We have been conditioned by our society and the businesses that run it to believe that we need to make the best of our time always. But when we are truly able to do nothing, we discover what it is to again be part of the natural world. And, in a sense, we rediscover our humanity. We rediscover our compassion, our innate kindness, and all because we are able to open our senses to see and hear other people and other species around us. One example Odell writes about is A Paradise Built in Hell where communities struck by disaster bind together and show a shocking amount of compassion for one another and they “feel a strange nostalgia for the purposefulness and connection they felt for their neighbors.” The author, Solnit, thinks that the alienation of everyday life is the “real disaster.” I believe (and I also believe Odell is in the same thought) that the neighborly connection would be commonplace if we weren’t always in such a hurry to get things done – where everyone around us is an obstacle to our productivity. We see people as traffic keeping us from where we’re going, a cue at the checkout, and opposition to our agendas on social media instead of other humans. Anyone who has played competitive online video games (Call of Duty, Counter-Strike) with chat systems or been in disagreement on social media has seen how digital amenity strips compassion away. 

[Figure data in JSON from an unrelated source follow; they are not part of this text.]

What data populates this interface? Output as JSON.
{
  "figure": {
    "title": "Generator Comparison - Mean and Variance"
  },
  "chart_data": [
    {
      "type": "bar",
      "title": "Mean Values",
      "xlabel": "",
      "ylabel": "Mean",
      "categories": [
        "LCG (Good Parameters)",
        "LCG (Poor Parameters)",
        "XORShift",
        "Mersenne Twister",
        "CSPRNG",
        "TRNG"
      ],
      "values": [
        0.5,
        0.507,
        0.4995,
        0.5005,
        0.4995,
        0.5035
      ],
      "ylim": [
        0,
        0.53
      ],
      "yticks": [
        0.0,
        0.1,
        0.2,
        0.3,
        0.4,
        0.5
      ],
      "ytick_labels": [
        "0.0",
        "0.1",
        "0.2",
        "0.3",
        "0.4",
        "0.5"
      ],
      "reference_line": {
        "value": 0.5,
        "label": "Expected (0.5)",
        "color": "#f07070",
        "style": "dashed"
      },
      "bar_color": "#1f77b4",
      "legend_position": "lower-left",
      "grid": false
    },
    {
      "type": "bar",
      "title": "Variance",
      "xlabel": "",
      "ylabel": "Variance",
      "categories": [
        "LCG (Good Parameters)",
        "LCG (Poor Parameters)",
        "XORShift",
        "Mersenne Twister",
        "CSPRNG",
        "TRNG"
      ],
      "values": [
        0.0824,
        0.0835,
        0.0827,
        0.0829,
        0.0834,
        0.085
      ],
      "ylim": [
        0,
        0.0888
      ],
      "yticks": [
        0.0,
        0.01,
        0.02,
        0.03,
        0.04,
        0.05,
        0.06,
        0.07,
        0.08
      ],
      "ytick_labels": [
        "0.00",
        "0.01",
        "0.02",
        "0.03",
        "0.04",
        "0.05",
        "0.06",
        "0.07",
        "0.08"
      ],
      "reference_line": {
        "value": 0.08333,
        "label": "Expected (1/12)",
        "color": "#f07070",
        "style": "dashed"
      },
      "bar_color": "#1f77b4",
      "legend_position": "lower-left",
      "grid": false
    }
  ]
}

Odell also speaks about usefulness. There is an anecdote in the introduction about a huge tree that is overlooked by a carpenter because it’s wood would not benefit his need. But this tree does have tremendous benefit to the animals that use it as shade. It is the uselessness of the tree to the carpenter that allowed the tree to grow to such size that it could become useful over the centuries to the rest of the ecosystem. She makes the connection of this uselessness with productivity and “resistance-in-place” – “to make oneself into a shape that cannot easily be appropriated by a capitalist value system.” Just because our time spent doing nothing is not useful to the corporations, that does not mean it is without value. It could very well be an integral piece of remedying the stress and anxiety that plagues so many of us.

The point I think Odell is trying to make is that a counter-culture movement needs to happen that pushes against our ever-connected world and allows us to open our eyes. This counter-culture idea is derived from a number of sources she uses such as the labor movement, John Muir, and Elenor Coppola. Though she does not mention a counter-culture per se, she does use many examples that are very different from mainstream thinking. She isn’t even suggesting that we remove the distractions from our lives, she is mostly just wanting us to know the value of our time and use technology in a more beneficial way. Odell advocates the counter-culture notion that we at least sometimes do nothing so we can recharge our creativity, anxiety, stress, and humanity.